The first stanza of "I have a Bird in spring" tells the story of a joy cut short. In spring, the speaker says, they had a little bird that sung to them. But "the spring decoys": that is, that happy season only deceives the speaker. As spring turns to summer, their bird up and flies away.
The poem's very shape suggests that the speaker's time with their bird was painfully brief. The speaker and bird only share the poem's two first lines before the summer comes and "Robin is gone."
Worse, the speaker is left all alone in the summer, when the "Rose appears," a symbolic time of blossoming joy. The deceptive, decoying spring feels all the more wrong-footing because it should lead into a happy summer—and doesn't.

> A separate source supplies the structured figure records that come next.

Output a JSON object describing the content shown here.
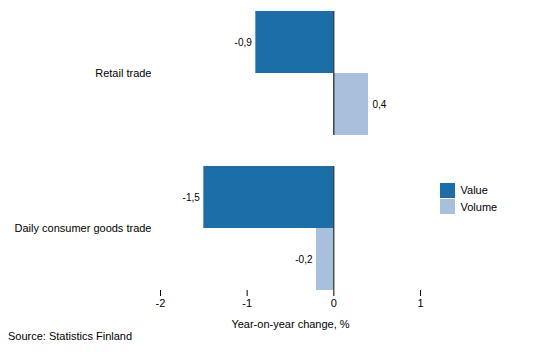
{
  "chart_data": {
    "type": "bar",
    "orientation": "horizontal",
    "categories": [
      "Daily consumer goods trade",
      "Retail trade"
    ],
    "series": [
      {
        "name": "Value",
        "color": "#1B6EA8",
        "values": [
          -1.5,
          -0.9
        ],
        "value_labels": [
          "-1,5",
          "-0,9"
        ]
      },
      {
        "name": "Volume",
        "color": "#A8C0DC",
        "values": [
          -0.2,
          0.4
        ],
        "value_labels": [
          "-0,2",
          "0,4"
        ]
      }
    ],
    "xlabel": "Year-on-year change, %",
    "xlim": [
      -2,
      1
    ],
    "xticks": [
      -2,
      -1,
      0,
      1
    ],
    "data_labels": true,
    "legend": "right",
    "caption": "Source: Statistics Finland"
  }
}
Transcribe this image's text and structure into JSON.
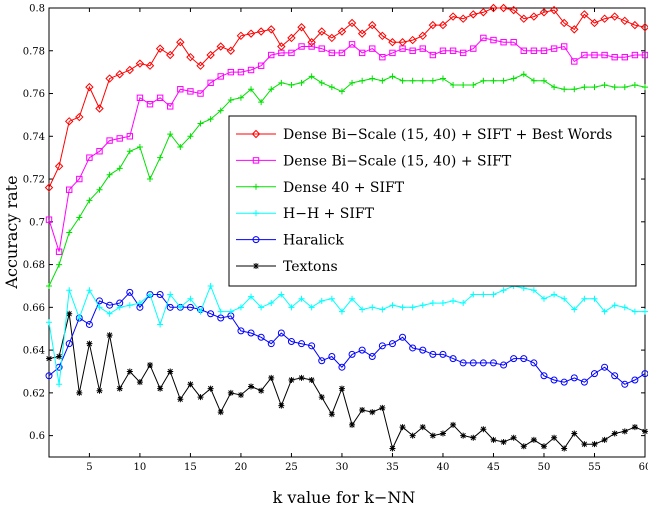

Even the poem's rhythms jar. Listen to the meter in the first lines:
I have | a Bird | in spring
Which for | myself | doth sing—
The spring | decoys.
That short third line cuts off a pattern of neat iambic trimeter (that is, lines of three iambs, metrical feet with a da-DUM rhythm) at the knees. Though the poem won't stick to those iambic feet all the way through, it will keep moving back and forth between longer lines of three beats and shorter lines of only one or two beats, a halting rhythm that evokes a struggling, faltering voice.
Everything about this first stanza, then, suggests that the bird's departure broke the speaker's heart when they were least expecting it. This will be a poem about how on earth one can cope with the shock of separation from a beloved. For now, all the stunned speaker can say is that "Robin is gone"—a line whose soft /au/ assonance sounds like a quiet moan.